The Lending Library was closed for a month recently while it was ‘refurbished’. I had a look in there the other day. Where there used to be all-round shelving for non-fiction, more non-fiction on three stacks end-on to the main door, and loads of fiction nearer the door, there are now little island stands placed diagonally throughout the room. They’re much lower than the old shelving. My friend Kevin P., who works there, told me that allegedly the new units have been put in to help wheelchair users reach the books on the higher shelves. As Kevin himself asked rhetorically, ‘What do they think we’re here for?’

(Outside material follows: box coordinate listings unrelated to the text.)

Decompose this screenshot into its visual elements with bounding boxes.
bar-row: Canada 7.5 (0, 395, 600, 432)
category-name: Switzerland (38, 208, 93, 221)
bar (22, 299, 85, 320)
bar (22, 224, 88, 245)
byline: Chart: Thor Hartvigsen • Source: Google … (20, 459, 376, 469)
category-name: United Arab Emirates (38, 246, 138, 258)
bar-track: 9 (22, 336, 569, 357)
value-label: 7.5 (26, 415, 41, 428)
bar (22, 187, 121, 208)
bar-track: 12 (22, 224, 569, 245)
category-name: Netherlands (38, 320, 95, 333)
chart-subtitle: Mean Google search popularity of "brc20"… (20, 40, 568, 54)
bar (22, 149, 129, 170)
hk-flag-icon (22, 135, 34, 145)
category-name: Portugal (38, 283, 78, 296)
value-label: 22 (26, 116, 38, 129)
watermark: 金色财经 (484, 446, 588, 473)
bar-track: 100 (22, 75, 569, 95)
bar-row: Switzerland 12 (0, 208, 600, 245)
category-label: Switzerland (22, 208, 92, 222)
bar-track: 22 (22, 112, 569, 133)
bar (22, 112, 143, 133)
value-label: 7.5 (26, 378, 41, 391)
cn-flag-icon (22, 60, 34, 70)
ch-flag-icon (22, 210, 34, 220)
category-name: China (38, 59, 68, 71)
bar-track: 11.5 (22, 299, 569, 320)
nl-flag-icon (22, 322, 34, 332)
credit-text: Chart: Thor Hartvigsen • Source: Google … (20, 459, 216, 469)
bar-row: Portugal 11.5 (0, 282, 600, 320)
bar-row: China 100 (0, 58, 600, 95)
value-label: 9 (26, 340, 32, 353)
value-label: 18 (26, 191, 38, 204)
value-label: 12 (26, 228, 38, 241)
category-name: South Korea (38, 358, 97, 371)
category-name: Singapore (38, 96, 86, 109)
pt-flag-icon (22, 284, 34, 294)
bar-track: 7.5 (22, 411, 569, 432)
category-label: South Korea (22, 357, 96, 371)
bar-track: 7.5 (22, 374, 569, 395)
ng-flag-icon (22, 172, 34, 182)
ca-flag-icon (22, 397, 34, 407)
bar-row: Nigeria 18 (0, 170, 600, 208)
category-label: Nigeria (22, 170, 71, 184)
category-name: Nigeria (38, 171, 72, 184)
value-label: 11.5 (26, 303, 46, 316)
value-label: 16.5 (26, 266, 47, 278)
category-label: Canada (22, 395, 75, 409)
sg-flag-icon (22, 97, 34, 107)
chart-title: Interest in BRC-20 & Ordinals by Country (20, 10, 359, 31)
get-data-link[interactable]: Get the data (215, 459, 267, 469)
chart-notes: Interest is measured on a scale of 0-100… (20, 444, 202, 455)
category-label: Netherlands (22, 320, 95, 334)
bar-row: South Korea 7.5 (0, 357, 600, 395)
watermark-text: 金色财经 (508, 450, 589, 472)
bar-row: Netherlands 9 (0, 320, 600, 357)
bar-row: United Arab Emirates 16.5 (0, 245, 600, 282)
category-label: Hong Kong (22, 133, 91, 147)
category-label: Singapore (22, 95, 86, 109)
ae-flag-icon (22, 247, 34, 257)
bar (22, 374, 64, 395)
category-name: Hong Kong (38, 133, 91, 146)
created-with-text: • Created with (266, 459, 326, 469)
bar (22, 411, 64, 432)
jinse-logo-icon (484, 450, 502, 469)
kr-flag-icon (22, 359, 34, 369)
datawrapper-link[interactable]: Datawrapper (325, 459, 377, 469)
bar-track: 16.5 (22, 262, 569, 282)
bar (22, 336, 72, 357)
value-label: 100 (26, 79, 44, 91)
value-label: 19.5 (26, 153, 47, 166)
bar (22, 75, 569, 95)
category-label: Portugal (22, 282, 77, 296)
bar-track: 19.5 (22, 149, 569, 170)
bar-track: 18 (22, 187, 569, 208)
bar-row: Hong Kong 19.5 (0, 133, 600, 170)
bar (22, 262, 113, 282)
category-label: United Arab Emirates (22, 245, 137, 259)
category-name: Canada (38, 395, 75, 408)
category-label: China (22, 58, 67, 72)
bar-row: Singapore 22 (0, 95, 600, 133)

In reality, of course, it’s greatly reduced the space available for stock. I was here a few weeks ago when eight large boxes of history books were removed from the building and taken to the Rhondda Heritage Park for sale. If the same exercise is being carried on throughout the county borough, there must have been literally thousands of withdrawn books in the sale. Mind you, if everything is going for only 50p or £1.00, it’s hardly going to plug the deficit in the public purse, is it?
I’ve joked with Steven and Judith previously that if they carry on deaccessioning at this rate, I’m going to have more books at home than they have. Now that I’ve seen the extent of the sell-off in practice, I’m really beginning to wonder how much will be left in another year, never mind another five years. It’s not all bad news, mind – the resources for local historians and genealogists are top-notch. Only this morning Steven and I were looking at bound copies of the Merthyr Express dating from 1913. Not facsimiles, not microfilms, but huge, closely-printed, slightly foxed pieces of paper just short of a century old! It’s a remarkable artefact to find in this digital age.
However, the inexorable decline of what should be a key public resource is another benchmark of how dumbed-down our society is becoming. Surely the powers that be can’t seriously believe that everyone can simply access the Internet and find what they want.
There’s one small mercy, of course. At least Aberdare Library is still open, in contrast to many libraries across the country which have cut back their hours or closed entirely in the teeth of austerity budgets. But as a vital service in a very deprived area, it really doesn’t cut the mustard any more.